After considering herself in the bathroom mirror—from various angles, in assorted humors, hair tousled, tied in a bun, even cornrowed—for the better part of an afternoon, a nonplussed Kelli Giddish arrives at a kind of uneasy acceptance regarding the severe contours of her face, which resembles a hatchet.
Kelli Giddish just cancelled her mobile subscription to The New York Times.
A homeless woman in South Central Los Angeles, who Kelli Giddish has befriended, to Kelli Giddish: “Are you sure?”
Kelli Giddish, to the homeless woman, forcing the Whattaburger into her hands: “I’m sure. Take it, and eat. It’s delicious.”
And they sit there like that for a while, on a curb during the bustle of lunch hour, side by side, incongruously matched but not ironically so: the homeless woman devouring the burger and lapping at the wrapper, Kelli Giddish touching up her makeup, perfecting her silicone pout for a promising callback. And now the homeless woman is delivering a histrionic, hard-luck soliloquy about how she’s living, or surviving, on Skid Row, how she came to dwell here, how everything fell apart.

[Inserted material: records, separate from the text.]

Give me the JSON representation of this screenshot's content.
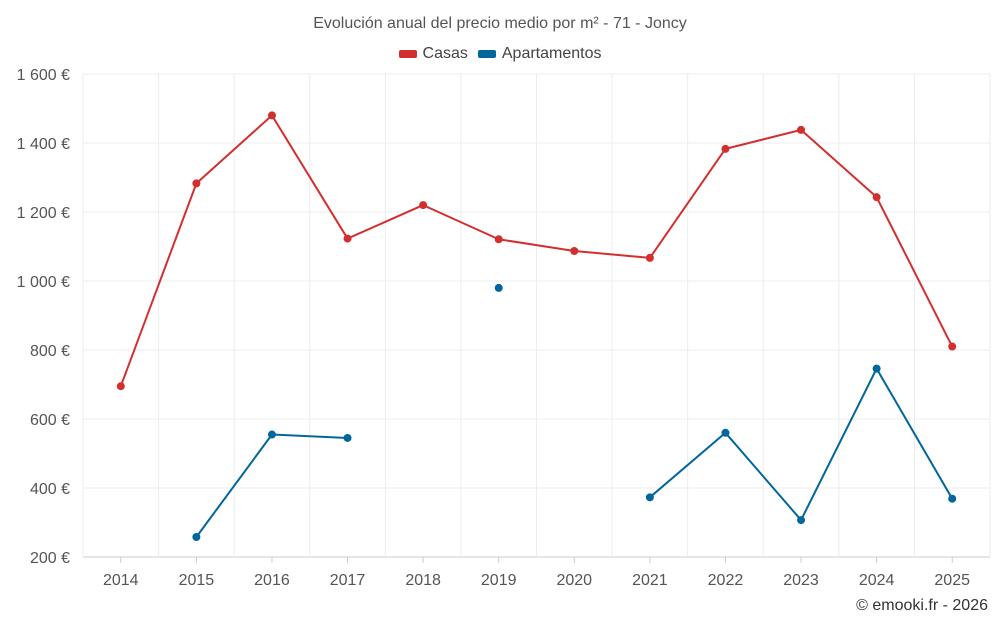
{
  "chart_data": {
    "type": "line",
    "title": "Evolución anual del precio medio por m² - 71 - Joncy",
    "categories": [
      "2014",
      "2015",
      "2016",
      "2017",
      "2018",
      "2019",
      "2020",
      "2021",
      "2022",
      "2023",
      "2024",
      "2025"
    ],
    "series": [
      {
        "name": "Casas",
        "color": "#d32f2f",
        "values": [
          695,
          1283,
          1480,
          1123,
          1220,
          1121,
          1087,
          1067,
          1383,
          1438,
          1243,
          810
        ]
      },
      {
        "name": "Apartamentos",
        "color": "#01669b",
        "values": [
          null,
          258,
          555,
          545,
          null,
          980,
          null,
          373,
          560,
          307,
          746,
          369
        ]
      }
    ],
    "ylim": [
      200,
      1600
    ],
    "yticks": [
      200,
      400,
      600,
      800,
      1000,
      1200,
      1400,
      1600
    ],
    "ytick_labels": [
      "200 €",
      "400 €",
      "600 €",
      "800 €",
      "1 000 €",
      "1 200 €",
      "1 400 €",
      "1 600 €"
    ],
    "grid": true,
    "legend_position": "top-center"
  },
  "credit": "© emooki.fr - 2026"
}
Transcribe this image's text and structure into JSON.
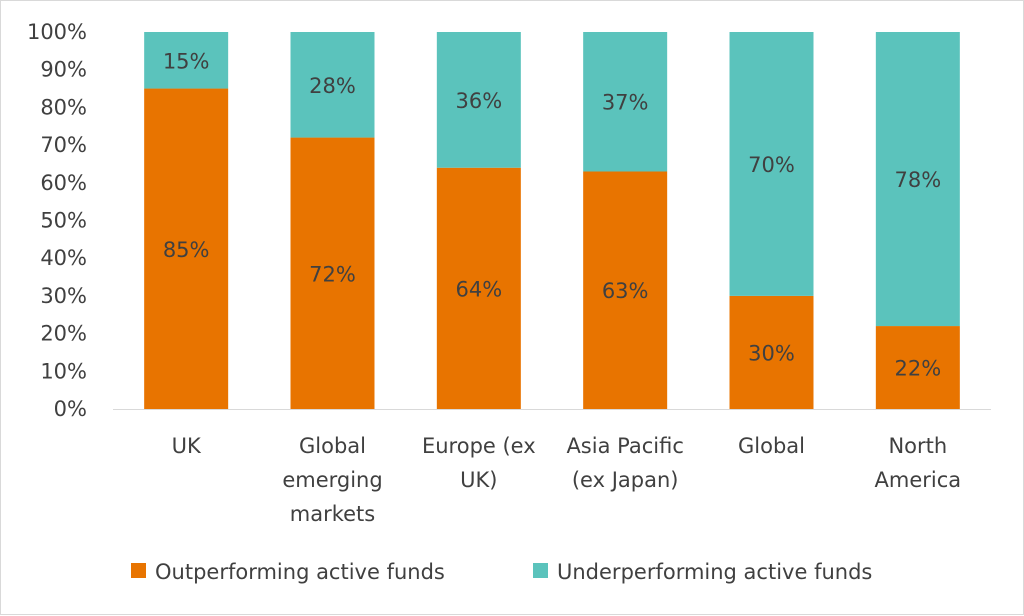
{
  "chart_data": {
    "type": "bar",
    "stacked": true,
    "categories": [
      "UK",
      "Global emerging markets",
      "Europe (ex UK)",
      "Asia Pacific (ex Japan)",
      "Global",
      "North America"
    ],
    "category_lines": [
      [
        "UK"
      ],
      [
        "Global",
        "emerging",
        "markets"
      ],
      [
        "Europe (ex",
        "UK)"
      ],
      [
        "Asia Pacific",
        "(ex Japan)"
      ],
      [
        "Global"
      ],
      [
        "North",
        "America"
      ]
    ],
    "series": [
      {
        "name": "Outperforming active funds",
        "color": "#E87400",
        "values": [
          85,
          72,
          64,
          63,
          30,
          22
        ],
        "labels": [
          "85%",
          "72%",
          "64%",
          "63%",
          "30%",
          "22%"
        ]
      },
      {
        "name": "Underperforming active funds",
        "color": "#5BC3BC",
        "values": [
          15,
          28,
          36,
          37,
          70,
          78
        ],
        "labels": [
          "15%",
          "28%",
          "36%",
          "37%",
          "70%",
          "78%"
        ]
      }
    ],
    "ylim": [
      0,
      100
    ],
    "yticks": [
      0,
      10,
      20,
      30,
      40,
      50,
      60,
      70,
      80,
      90,
      100
    ],
    "ytick_labels": [
      "0%",
      "10%",
      "20%",
      "30%",
      "40%",
      "50%",
      "60%",
      "70%",
      "80%",
      "90%",
      "100%"
    ],
    "grid": false,
    "legend_position": "bottom",
    "title": "",
    "xlabel": "",
    "ylabel": ""
  }
}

“I guess I hit a bad patch,” the homeless woman concludes with a sniffle, examining her worn moccasins. “I’m between jobs, stuck in limbo.”
“Yeah,” Kelli Giddish smiles, adjusting the RayBans perched on her head. “I think know where you’re coming from.”
Would Kelli Giddish be surprised to know that immense, panting fandom of Chase is en vogue in lipstick lesbian circles?
In a New York Times think-piece last fall, wherein floundering, lead-less reporters grapple with trends conducive to the beats they cover, television critic Alessandra Stanley spent two dozen column inches condemning Chase for the continuing emasculation of the traditionally rugged American male, noting the hard-edged, swinging-dick swagger with which Kelli Giddish and co-star Rose Rollins comported themselves in contrast to their softer, more restrained male cast-mates: their brashness, their recklessness, their rock-solid biceps, the tendency of the Chase costuming staff to outfit them in uber-masculine, sleeveless black armored vests. Stanley’s excoriating critique hinted that Kelli Giddish might be transgendered, which did not go over so well in Kelli Giddish’s hood.
Sometimes, after a few glasses of Ketel One, Kelli Giddish dials random telephone numbers and pretends to be an enraged, jealous husband attempting to find his adulterous wife. Kelli Giddish is devilishly convincing with these calls, her voice deceptively deep, concave even, and is indirectly responsible for more restraining orders and bruises and heartache than she’ll ever know.
Under polite duress, Kelli Giddish will admit to envying Natalie Portman, if not for the expected reasons. Kelli Giddish does not envy Natalie Portman her roles in Black Swan, or Heat, or Beautiful Girls, or those expensively sensual perfume commercials, or the Harvard thing, or the fucking a ballet dancer thing, none of that.
Kelli Giddish is jealous of Natalie Portman because Kelli Giddish believes that “Natalie’s Rap” should have been hers.